Sometimes I wonder why I chose to write a book set in the past, when it would have been so much simpler to write something contemporary. The beauty of writing a book set in your own time is that all the cultural references are there – current, and so familiar as to be instinctive. But as soon as you go back into another age, you can’t take anything for granted. Here are some of the things I have had to research and check over the past few days:
- Can you use the term “unshriven” of a baby, to mean the same as “unchristened”? [Probably not: to be shriven or unshriven, you really need to be able to conceive of the concept of sin, so at least talking.]

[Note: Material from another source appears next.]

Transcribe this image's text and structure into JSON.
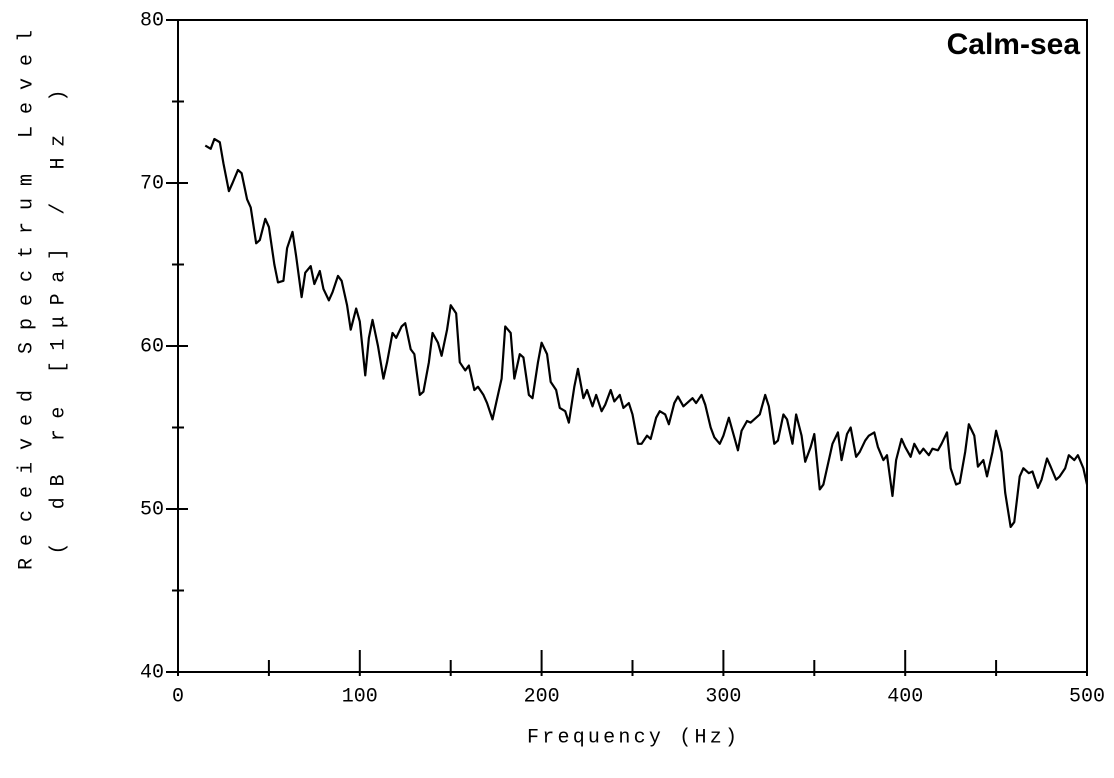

- When people in Regency times took a hackney coach (their version of a black cab), did they call it a “hackney” or a “coach”? [Hackney.]
- Did well-to-do people drink tea at breakfast time? [Yes.]
- What did you call a man who lived on the immoral earnings of women? [It’s not the start of a joke – and it’s a pimp, same as today.]
I tell you, if anyone ever explores my Internet search history, I’m in for some funny looks.
But of course the reason that I did choose to set my book in the past is exactly this sort of nit-picking: the fun and intellectual challenge of researching another world and then describing it convincingly for my readers. Plus the police uniforms were way better back then: more top hats and canes and fewer hi-vis jackets and stab vests.